Judge Denis Montali of the US Bankruptcy Court in San Francisco ruled on New Year’s Ever that PG&E bondholders are owed the federal rate of 2.59%, which is expected to reduce the company’s interest burden by approximately $550 million USD when it exits bankruptcy. A committee of bondholders, led by Elliott Management and Pacific Investment Management, had previously argued that they were owed as much as 6.05% when the bonds reach maturity in 2034. Despite the favorable ruling, PCG stock is down slightly by about 2 cents.
PG&E has spent much of the last 12 months in crisis after announcing last January that it has filed for Chapter 11 bankruptcy due to the financial challenges associated with its role in causing the 2017 and 2018 wildfires, which devastated much of the state of California. PG&E was found liable after it was revealed that the company’s equipment started more than one fire a day on average in recent years. PCG stock has lost over 55% of its value in the last year.
The company has also come to a tentative settlement with ratepayer advocates, safety officials, and other stakeholders to increase its revenue by 6.8% in 2020 in order to fund wildfire mitigation measures. The proposal is $483 million less than the 12.4% increase to its 2019 revenue originally requested by the company in December 2018. Should the settlement be formally approved, it would increase the average customer’s residential electric and gas bill by just under $6 per month. PCG stock is currently trading for $10.85, following the news.
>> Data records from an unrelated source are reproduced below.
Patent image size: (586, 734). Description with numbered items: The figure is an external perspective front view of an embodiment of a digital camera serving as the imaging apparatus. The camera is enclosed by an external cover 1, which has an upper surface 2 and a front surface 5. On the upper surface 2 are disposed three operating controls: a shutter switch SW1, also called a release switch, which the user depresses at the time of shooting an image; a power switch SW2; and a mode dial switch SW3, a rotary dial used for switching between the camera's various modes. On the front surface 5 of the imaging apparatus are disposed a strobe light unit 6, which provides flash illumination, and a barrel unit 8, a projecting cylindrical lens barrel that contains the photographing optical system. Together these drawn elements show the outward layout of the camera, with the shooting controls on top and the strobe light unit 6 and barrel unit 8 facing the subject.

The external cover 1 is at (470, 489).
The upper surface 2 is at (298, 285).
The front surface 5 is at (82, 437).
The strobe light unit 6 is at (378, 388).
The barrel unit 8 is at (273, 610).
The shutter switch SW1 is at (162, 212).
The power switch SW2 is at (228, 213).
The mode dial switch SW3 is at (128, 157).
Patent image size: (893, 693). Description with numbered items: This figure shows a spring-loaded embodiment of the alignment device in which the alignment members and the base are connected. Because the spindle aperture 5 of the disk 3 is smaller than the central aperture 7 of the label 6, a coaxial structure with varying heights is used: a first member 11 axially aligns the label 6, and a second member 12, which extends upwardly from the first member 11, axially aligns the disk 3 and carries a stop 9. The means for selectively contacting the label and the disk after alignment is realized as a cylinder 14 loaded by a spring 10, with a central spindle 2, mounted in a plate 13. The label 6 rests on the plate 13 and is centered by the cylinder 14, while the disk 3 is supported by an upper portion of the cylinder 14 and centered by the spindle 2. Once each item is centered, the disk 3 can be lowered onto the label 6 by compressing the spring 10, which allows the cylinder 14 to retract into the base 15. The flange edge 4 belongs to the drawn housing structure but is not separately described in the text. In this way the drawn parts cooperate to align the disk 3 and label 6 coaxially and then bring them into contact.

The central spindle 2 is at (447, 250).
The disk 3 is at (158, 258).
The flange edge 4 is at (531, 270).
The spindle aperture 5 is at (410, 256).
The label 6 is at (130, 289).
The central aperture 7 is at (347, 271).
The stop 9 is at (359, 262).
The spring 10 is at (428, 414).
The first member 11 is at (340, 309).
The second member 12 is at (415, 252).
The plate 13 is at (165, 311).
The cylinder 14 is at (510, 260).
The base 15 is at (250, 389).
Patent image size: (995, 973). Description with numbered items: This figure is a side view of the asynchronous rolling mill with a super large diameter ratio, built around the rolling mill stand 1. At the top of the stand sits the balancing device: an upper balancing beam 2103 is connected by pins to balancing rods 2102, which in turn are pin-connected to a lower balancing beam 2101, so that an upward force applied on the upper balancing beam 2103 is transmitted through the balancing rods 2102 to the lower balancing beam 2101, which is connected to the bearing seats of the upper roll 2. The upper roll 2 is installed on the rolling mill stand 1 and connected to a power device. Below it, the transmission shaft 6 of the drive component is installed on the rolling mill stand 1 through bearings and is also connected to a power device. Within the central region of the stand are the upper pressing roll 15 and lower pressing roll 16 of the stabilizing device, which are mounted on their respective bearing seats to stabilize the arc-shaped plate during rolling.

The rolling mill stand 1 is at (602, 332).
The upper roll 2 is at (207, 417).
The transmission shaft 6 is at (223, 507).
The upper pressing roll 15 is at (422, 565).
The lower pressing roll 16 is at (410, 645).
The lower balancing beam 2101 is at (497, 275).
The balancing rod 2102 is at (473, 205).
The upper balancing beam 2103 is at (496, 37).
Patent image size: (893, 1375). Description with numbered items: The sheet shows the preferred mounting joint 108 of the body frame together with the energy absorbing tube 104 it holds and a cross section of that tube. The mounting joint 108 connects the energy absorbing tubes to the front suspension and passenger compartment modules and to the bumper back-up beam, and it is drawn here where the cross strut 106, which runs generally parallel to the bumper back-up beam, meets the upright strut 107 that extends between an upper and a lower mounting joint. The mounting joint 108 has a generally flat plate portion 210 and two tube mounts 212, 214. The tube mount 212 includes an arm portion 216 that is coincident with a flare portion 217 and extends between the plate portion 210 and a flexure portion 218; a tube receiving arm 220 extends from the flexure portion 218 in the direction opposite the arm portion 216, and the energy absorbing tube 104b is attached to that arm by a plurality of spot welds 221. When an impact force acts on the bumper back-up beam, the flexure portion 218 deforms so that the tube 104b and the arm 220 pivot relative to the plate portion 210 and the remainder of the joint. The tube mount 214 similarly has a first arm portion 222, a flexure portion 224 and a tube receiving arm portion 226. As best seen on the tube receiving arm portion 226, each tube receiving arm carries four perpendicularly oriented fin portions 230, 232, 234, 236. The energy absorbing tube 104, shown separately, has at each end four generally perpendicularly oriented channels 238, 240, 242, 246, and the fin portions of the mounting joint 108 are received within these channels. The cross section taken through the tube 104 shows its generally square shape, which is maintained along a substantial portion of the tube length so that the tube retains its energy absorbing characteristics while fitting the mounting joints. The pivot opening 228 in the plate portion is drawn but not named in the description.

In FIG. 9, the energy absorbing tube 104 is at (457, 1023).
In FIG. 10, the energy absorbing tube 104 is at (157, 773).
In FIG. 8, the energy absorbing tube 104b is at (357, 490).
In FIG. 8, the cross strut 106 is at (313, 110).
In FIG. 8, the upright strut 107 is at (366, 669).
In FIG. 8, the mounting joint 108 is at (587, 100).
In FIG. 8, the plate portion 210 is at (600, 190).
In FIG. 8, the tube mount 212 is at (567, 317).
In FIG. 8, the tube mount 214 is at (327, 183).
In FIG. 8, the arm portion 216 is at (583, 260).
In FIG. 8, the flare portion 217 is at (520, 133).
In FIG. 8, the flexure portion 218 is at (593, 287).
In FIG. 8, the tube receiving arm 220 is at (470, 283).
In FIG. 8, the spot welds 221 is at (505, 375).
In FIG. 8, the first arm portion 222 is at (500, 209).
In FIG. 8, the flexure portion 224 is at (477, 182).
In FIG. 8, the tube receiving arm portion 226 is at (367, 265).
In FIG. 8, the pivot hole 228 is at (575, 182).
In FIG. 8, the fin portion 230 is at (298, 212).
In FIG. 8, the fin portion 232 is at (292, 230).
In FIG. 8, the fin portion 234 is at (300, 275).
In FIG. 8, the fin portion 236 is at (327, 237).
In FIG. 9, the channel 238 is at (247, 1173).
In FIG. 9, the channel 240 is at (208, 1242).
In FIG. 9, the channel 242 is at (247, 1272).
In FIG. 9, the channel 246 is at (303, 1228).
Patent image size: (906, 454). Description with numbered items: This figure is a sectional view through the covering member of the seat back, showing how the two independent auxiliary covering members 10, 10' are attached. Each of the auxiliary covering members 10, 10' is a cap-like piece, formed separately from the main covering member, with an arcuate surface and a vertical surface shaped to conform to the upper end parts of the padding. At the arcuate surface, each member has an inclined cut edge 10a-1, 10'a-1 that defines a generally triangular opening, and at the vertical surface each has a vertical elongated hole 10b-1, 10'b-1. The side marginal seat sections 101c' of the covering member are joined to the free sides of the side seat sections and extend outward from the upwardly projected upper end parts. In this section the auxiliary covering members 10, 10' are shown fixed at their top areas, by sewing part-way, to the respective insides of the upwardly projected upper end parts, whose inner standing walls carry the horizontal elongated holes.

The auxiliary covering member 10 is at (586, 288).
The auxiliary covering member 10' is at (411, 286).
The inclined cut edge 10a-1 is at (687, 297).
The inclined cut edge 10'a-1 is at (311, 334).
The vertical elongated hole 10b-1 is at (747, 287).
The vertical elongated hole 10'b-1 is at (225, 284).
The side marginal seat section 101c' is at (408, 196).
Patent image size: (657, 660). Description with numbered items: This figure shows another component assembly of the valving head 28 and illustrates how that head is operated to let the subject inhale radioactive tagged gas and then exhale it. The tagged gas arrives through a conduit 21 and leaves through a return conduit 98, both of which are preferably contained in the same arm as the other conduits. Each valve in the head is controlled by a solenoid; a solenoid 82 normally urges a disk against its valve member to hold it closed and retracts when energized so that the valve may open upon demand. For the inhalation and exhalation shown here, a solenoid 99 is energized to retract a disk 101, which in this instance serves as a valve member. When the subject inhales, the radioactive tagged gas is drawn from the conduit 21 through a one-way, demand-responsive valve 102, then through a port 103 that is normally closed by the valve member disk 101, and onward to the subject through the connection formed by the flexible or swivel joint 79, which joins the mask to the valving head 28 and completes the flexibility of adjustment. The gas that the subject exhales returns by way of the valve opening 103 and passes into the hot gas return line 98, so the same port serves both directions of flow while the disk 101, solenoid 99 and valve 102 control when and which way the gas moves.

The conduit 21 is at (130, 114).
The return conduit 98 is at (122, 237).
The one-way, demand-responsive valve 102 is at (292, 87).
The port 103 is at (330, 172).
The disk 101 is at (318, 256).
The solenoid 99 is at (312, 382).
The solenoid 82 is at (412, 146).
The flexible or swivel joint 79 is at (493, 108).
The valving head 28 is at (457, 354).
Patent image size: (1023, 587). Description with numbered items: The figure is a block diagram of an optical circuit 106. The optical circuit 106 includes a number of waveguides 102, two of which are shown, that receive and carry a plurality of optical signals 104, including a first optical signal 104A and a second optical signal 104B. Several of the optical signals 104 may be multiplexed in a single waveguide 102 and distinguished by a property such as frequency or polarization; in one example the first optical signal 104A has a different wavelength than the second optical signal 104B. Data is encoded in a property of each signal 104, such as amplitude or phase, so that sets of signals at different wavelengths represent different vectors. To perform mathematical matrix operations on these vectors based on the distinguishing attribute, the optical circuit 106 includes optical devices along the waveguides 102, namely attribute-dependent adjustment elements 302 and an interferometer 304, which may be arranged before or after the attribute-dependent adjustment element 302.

“These efforts support PG&E’s most important responsibility, which is the safety of our customers and the communities we serve. This agreement furthers our commitment to deliver safe and reliable energy to our customers including making our system more resilient to the growing threat of wildfires,” Andy Vesey, CEO of PG&E, said in a statement. The new rate will not be used to fund compensation claims from the fires but will help in implementing measures to prevent future fires.